Weighing in on the NYSE deal for a second straight day, New York City Mayor Michael Bloomberg said links with Asian exchanges might prove more difficult than with Latin American exchanges, which he called the next “natural link” after the Deutsche Boerse tie-up.

In Europe, trading venues BATS and Chi-X said they extended their merger talks to secure a deal, which has taken on added importance in light of the Deutsche Boerse-NYSE Euronext talks.
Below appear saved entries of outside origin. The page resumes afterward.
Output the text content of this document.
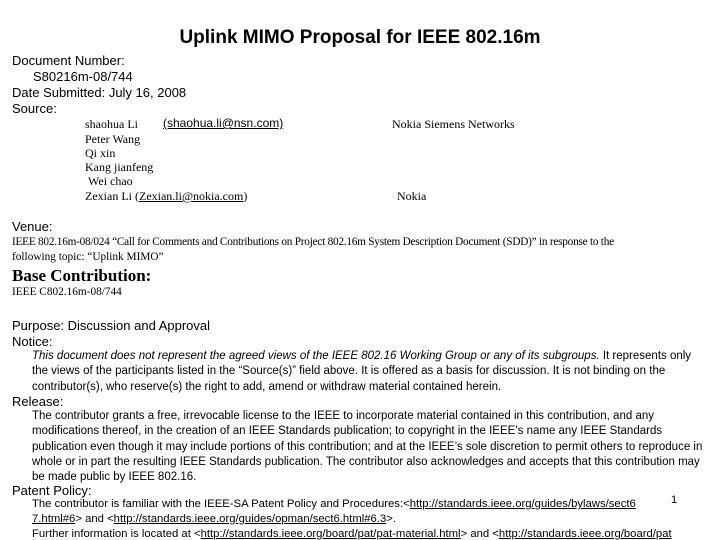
Uplink MIMO Proposal for IEEE 802.16m
Document Number:
S80216m-08/744
Date Submitted: July 16, 2008
Source:
shaohua Li (shaohua.li@nsn.com)	Nokia Siemens Networks
Peter Wang
Qi xin
Kang jianfeng
Wei chao
Zexian Li (Zexian.li@nokia.com)	Nokia
Venue:
IEEE 802.16m-08/024 “Call for Comments and Contributions on Project 802.16m System Description Document (SDD)” in response to the
following topic: “Uplink MIMO”
Base Contribution:
IEEE C802.16m-08/744
Purpose: Discussion and Approval
Notice:
This document does not represent the agreed views of the IEEE 802.16 Working Group or any of its subgroups. It represents only the views of the participants listed in the “Source(s)” field above. It is offered as a basis for discussion. It is not binding on the contributor(s), who reserve(s) the right to add, amend or withdraw material contained herein.
Release:
The contributor grants a free, irrevocable license to the IEEE to incorporate material contained in this contribution, and any modifications thereof, in the creation of an IEEE Standards publication; to copyright in the IEEE’s name any IEEE Standards publication even though it may include portions of this contribution; and at the IEEE’s sole discretion to permit others to reproduce in whole or in part the resulting IEEE Standards publication. The contributor also acknowledges and accepts that this contribution may be made public by IEEE 802.16.
Patent Policy:
The contributor is familiar with the IEEE-SA Patent Policy and Procedures:<http://standards.ieee.org/guides/bylaws/sect6	1
7.html#6> and <http://standards.ieee.org/guides/opman/sect6.html#6.3>.
Further information is located at <http://standards.ieee.org/board/pat/pat-material.html> and <http://standards.ieee.org/board/pat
The venues, which are owned and used by the largest European trading firms, were aiming to strike a deal by 11 February, according to people familiar with the matter, but the firms said on Friday talks were still going on. Chi-X Europe, which is the second-largest European share trading venue, and BATS, which owns BATS Europe, said late last year they were in exclusive negotiations, drawing a line under a bidding process that also involved Nasdaq OMX and Deutsche Boerse. The merger makes the Chi-X-BATS deal more important, said Richard Semark, managing director of European client trading at UBS.

“Our greatest strategic requirement is that competition is sustainable in Europe and that the market moves toward pan-European platforms rather than national ones. To this end, a deal between BATS and Chi-X should ensure viable long-term competition,” he said.

Chi-X Europe has a market share of 16.7 percent, after the London Stock Exchange with 23.8 percent. Euronext has 16.1 percent, Deutsche Boerse 11.6 percent and BATS 6.1 percent, according to Thomson Reuters data.

A combined Deutsche Boerse-NYSE Euronext would become the top European trader, with 27.7 percent, and a combined Chi-X-Bats would have 22.8 percent.